Why does a moral law exist at all, and why does it have authority over us...The Moral Landscape give us no answer. It’s a nearly three-hundred-page long example of the most common mistake made by those who think objective morality can exist without God. Harris seems to think that because we can know objective morality (epistemology), that explains why objective morality exists in the first place (ontology). [p. 100]
The author continues by arguing that evolution cannot explain morality, dealing with the infamous “Euthyphro dilemma,” and contending that for atheists to offer a moral objection against God, they need God to do it.

In Chapter 5, Dr. Turek begins by defining just what evil is and then proceeds by arguing that if atheism is true, all behaviors are merely a matter of preference. He further argues that if evil actually does exist, the existence of evil actually establishes the existence of God.

This reader especially liked the author’s response to the so-called “God is Moral Monster” argument. He argues that when examining such accounts as God’s order to kill the Canaanites, one must STOP and investigate the context of the passage. Turek writes:

In fact, STOP is an acronym I suggest you use to discover the proper meaning of any biblical text. It represents the following four questions: 
S-Situation?- What’s the historical situation?
T-Type?- What’s the type of literature?
O-Object?- Who is the object of the text?
P-Prescription?- Is this passage prescriptive for us today or merely descriptive of an historical event? [p. 123-124]
He then breaks down the Canaanite passages using the STOP method and this proves to be extremely instructive and helpful.

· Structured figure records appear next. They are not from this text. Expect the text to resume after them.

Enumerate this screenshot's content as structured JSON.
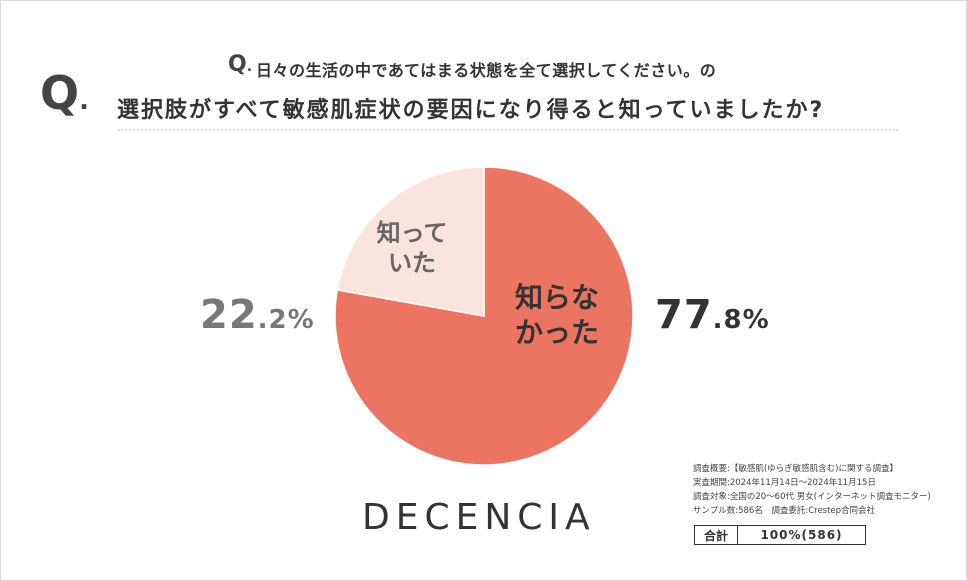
{
  "header": {
    "q_mark_big": "Q",
    "q_dot_big": ".",
    "q_mark_small": "Q",
    "q_dot_small": ".",
    "title_line1": "日々の生活の中であてはまる状態を全て選択してください。の",
    "title_line2": "選択肢がすべて敏感肌症状の要因になり得ると知っていましたか?"
  },
  "chart_data": {
    "type": "pie",
    "title": "",
    "slices": [
      {
        "label_lines": [
          "知らな",
          "かった"
        ],
        "value": 77.8,
        "value_int": "77",
        "value_dec": ".8%",
        "color": "#ec7561"
      },
      {
        "label_lines": [
          "知って",
          "いた"
        ],
        "value": 22.2,
        "value_int": "22",
        "value_dec": ".2%",
        "color": "#fae4dd"
      }
    ],
    "start": "12 o'clock",
    "direction": "clockwise"
  },
  "brand": "DECENCIA",
  "survey": {
    "lines": [
      "調査概要:【敏感肌(ゆらぎ敏感肌含む)に関する調査】",
      "実査期間:2024年11月14日〜2024年11月15日",
      "調査対象:全国の20〜60代 男女(インターネット調査モニター)",
      "サンプル数:586名　調査委託:Crestep合同会社"
    ],
    "total_label": "合計",
    "total_value": "100%(586)"
  }
}
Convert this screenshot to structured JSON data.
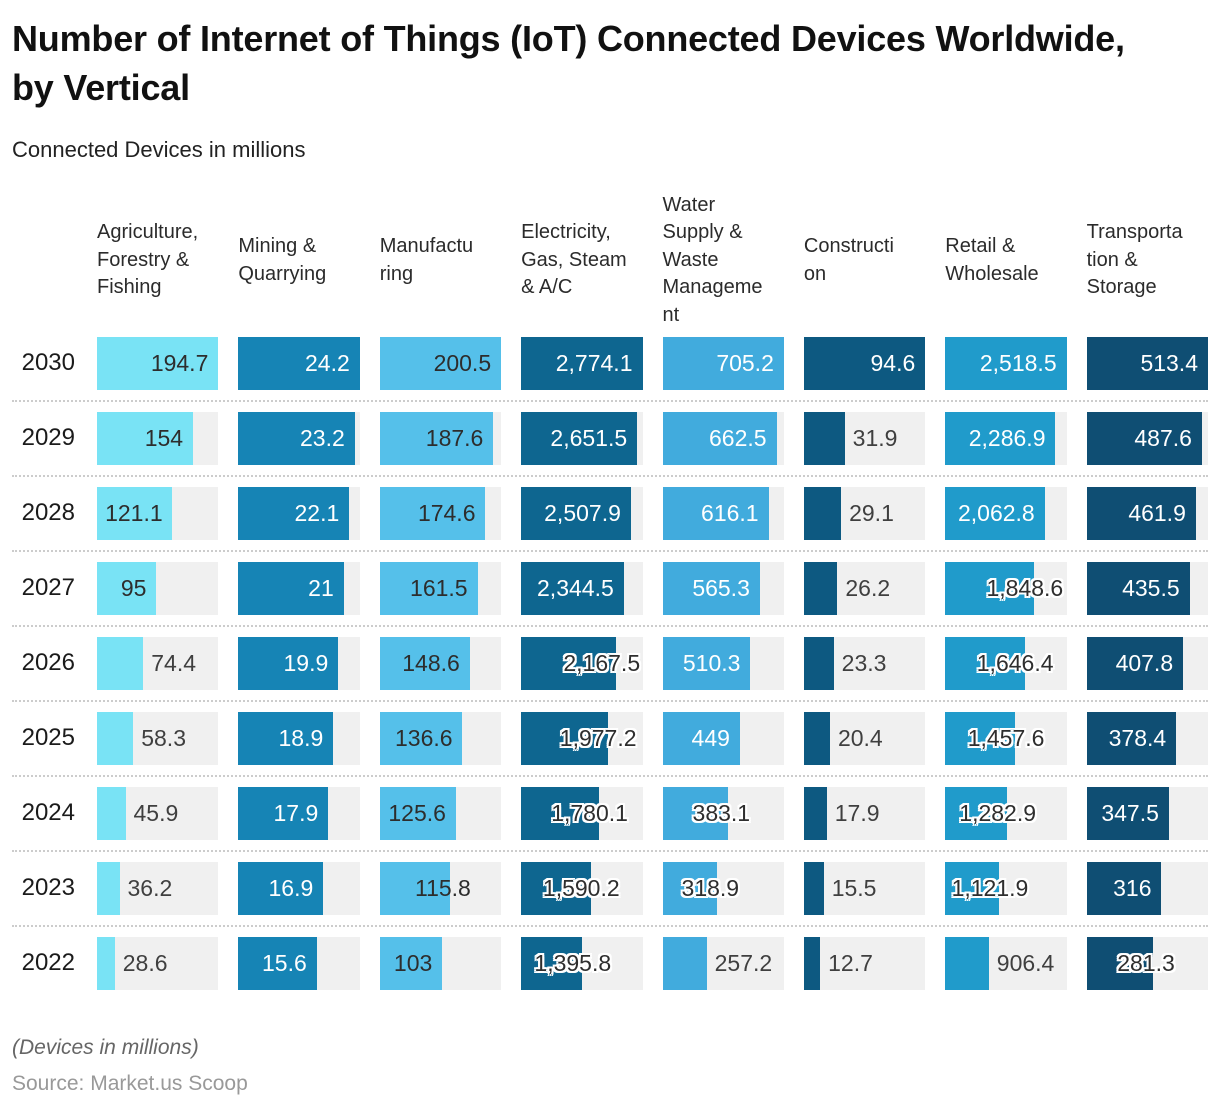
{
  "chart_data": {
    "type": "bar",
    "orientation": "horizontal",
    "title": "Number of Internet of Things (IoT) Connected Devices Worldwide, by Vertical",
    "subtitle": "Connected Devices in millions",
    "unit": "millions of connected devices",
    "categories": [
      "2030",
      "2029",
      "2028",
      "2027",
      "2026",
      "2025",
      "2024",
      "2023",
      "2022"
    ],
    "track_color": "#f0f0f0",
    "series": [
      {
        "name": "Agriculture, Forestry & Fishing",
        "header_display": "Agriculture,\nForestry &\nFishing",
        "color": "#79e3f5",
        "dark": false,
        "values": [
          194.7,
          154,
          121.1,
          95,
          74.4,
          58.3,
          45.9,
          36.2,
          28.6
        ]
      },
      {
        "name": "Mining & Quarrying",
        "header_display": "Mining &\nQuarrying",
        "color": "#1684b5",
        "dark": true,
        "values": [
          24.2,
          23.2,
          22.1,
          21,
          19.9,
          18.9,
          17.9,
          16.9,
          15.6
        ]
      },
      {
        "name": "Manufacturing",
        "header_display": "Manufactu\nring",
        "color": "#55c0ea",
        "dark": false,
        "values": [
          200.5,
          187.6,
          174.6,
          161.5,
          148.6,
          136.6,
          125.6,
          115.8,
          103
        ]
      },
      {
        "name": "Electricity, Gas, Steam & A/C",
        "header_display": "Electricity,\nGas, Steam\n& A/C",
        "color": "#0e6690",
        "dark": true,
        "values": [
          2774.1,
          2651.5,
          2507.9,
          2344.5,
          2167.5,
          1977.2,
          1780.1,
          1590.2,
          1395.8
        ]
      },
      {
        "name": "Water Supply & Waste Management",
        "header_display": "Water\nSupply &\nWaste\nManageme\nnt",
        "color": "#41abdd",
        "dark": true,
        "values": [
          705.2,
          662.5,
          616.1,
          565.3,
          510.3,
          449,
          383.1,
          318.9,
          257.2
        ]
      },
      {
        "name": "Construction",
        "header_display": "Constructi\non",
        "color": "#0d5981",
        "dark": true,
        "label_mode": "outside",
        "values": [
          94.6,
          31.9,
          29.1,
          26.2,
          23.3,
          20.4,
          17.9,
          15.5,
          12.7
        ]
      },
      {
        "name": "Retail & Wholesale",
        "header_display": "Retail &\nWholesale",
        "color": "#209bcb",
        "dark": true,
        "values": [
          2518.5,
          2286.9,
          2062.8,
          1848.6,
          1646.4,
          1457.6,
          1282.9,
          1121.9,
          906.4
        ]
      },
      {
        "name": "Transportation & Storage",
        "header_display": "Transporta\ntion &\nStorage",
        "color": "#0f4e73",
        "dark": true,
        "values": [
          513.4,
          487.6,
          461.9,
          435.5,
          407.8,
          378.4,
          347.5,
          316,
          281.3
        ]
      }
    ]
  },
  "footer": {
    "note": "(Devices in millions)",
    "source": "Source: Market.us Scoop"
  }
}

He continues the chapter by explaining how evil affects the life of the believer and by addressing gratuitous evil.

In Chapter 6, the author argues that atheism is actually opposed to science and that there are limits to what science can and cannot tell us. He further offers a summary of Chapters 1-6.

In Chapter 7, Turek offers his “Four-Point Case for Mere Christianity.” It is as follows:

  1. Does Truth Exist?
  2. Does God Exist?
  3. Are Miracles possible?
  4. Is the New Testament historically reliable?

This reviewer found the author’s case to be fair-minded and well argued.

In the Concluding Chapter, the author summarizes why he believes atheism is incoherent. He continues by exalting the person of Jesus Christ and giving one of most concise defenses of hell this reader has come across. I have shared that previously here.

Conclusion

Stealing from God: Why Atheists Need God to make their Case
 is the best book I’ve read since J. Warner Wallace’s Cold-Case Christianity. Turek packs its pages with stories from his own exchanges with atheists and not only demonstrates why we have good reasons to believe Christianity is true, but he positively shows that the new atheists have failed to make their case and if they succeeded, they would have needed God to do it!

I highly recommend this book to anyone that wants to investigate the claims of Christianity or to the atheist who is brave enough to have their worldview challenged.


Courage and Godspeed,

Chad

Footnotes:

1. For those interested in seeing Dr. Turek present his CRIMES in a debate setting, see here.
2. Author of Signature in the Cell and Darwin's Doubt.